Ana Sayfa / KASTAMONU / Kastamonu Yazıları / Peygamberimizin (sav) Kastamonu’daki Pâk Soyu (Ehl-i Beyt) / Hüseyin Korkmaz

Peygamberimizin (sav) Kastamonu’daki Pâk Soyu (Ehl-i Beyt) / Hüseyin Korkmaz

Faydalı ise lütfen bağlantıyı paylaşınız, tavsiye ediniz. Kaynaksız kopyalamanıza rızamız yoktur.

PEYGAMBERİMİZ’İN (SAV) KASTAMONU’DAKİ PAK SOYU (EHLİBEYT)

Biz büyüklerimizden böyle duymuşuz; Kastamonu Evliyalar Şehri’dir. Ancak, Kastamonu’muzun unutulan çok önemli bir güzelliği daha vardır;
Kastamonu aynı zamanda âlemlere rahmet olarak gönderilen peygamberimiz Hz. Muhammed’in (sav) temiz ve pak soyu “Seyyid”ler yurdudur.

Kastamonu ilimiz, merkezi, ilçeleri ve köyleriyle “Seyyid” yuvasıdır. Bunu gerek mezar taşlarından, gerekse Nakîbû-l Eşraf kayıtlarından anlayabiliriyoruz.

Dünya Seyyidler ve Şerifler Derneği Genel Başkanı Dr. Seyyid Hüseyin Zerraki ile görüşmemizde; “Kastamonu’nun çoğu Seyyid’dir.. Dünya Seyyidleri’nin üçte ikisi Türkiye’de, Türkiye Seyyidleri’nin de yine üçte ikisi batıdadır” demişti.
Yine Mehmed Feyzi Efendi (ks) hazretleri bir sohbetlerinde; “Taşköprü’nün çoğu Seyyid’dir, ama kendilerini bilmiyorlar” ifadesini kullanmıştır.

Şu halde Kastamonumuz için “Evliyalar Şehri” demek az kalır. Bu ifade “Evliyalar ve Seyyidler Şehri Kastamonu” olarak anılsa daha güzel, daha doğru olur.

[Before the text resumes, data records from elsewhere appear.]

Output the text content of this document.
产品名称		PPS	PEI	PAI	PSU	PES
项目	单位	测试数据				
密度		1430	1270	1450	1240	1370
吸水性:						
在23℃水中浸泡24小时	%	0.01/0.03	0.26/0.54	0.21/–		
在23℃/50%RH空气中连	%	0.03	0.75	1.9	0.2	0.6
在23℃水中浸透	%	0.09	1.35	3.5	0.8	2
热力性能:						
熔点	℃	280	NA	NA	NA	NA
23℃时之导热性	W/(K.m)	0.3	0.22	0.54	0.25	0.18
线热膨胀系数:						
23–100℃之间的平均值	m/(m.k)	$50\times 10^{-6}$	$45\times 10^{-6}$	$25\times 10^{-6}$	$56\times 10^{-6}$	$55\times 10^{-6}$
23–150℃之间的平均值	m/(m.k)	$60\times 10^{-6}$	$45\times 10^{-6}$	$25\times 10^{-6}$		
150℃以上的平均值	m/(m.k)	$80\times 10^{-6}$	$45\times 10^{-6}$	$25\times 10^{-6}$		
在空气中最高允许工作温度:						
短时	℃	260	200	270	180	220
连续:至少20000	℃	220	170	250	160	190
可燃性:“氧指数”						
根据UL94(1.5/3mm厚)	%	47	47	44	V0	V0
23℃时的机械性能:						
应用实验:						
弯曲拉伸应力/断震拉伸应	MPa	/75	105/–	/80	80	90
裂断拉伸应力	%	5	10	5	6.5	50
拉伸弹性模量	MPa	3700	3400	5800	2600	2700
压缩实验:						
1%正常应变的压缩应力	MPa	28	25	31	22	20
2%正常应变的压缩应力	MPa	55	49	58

Ferhat Paşa Cami-i Şerifi’nde (Hacı Kadı Camii) Nakîbûl Eşraf reisi kalem tutar, eşraftan sayılan seyyid ve şerifler “Nakîb Defterleri”ne kaydedilirmiş. İddia o ki, Araç, Taşköprü ve Kastamonu merkezde bilinçli (kundaklama) olarak yangınlar çıkarılmış ve birçok eser, nakîb kayıtları, şer’iyye sicilleri, kadı sicillerinin çoğu bu yangınlarda yok olmuşlardır. Ecdadımız pek çok konuda olduğu gibi arşiv ve kayıtlar konusunda çok akıllı, çok dikkatli davranmışlar, belge ve sicillerin bir nüshasını İstanbul’a (Payitaht’a) göndermişler. Bu belgelerin çoğu İstanbul Kağıthane’de arşivdedir. Belki de Kağıthane diye anılmasının sebebi budur.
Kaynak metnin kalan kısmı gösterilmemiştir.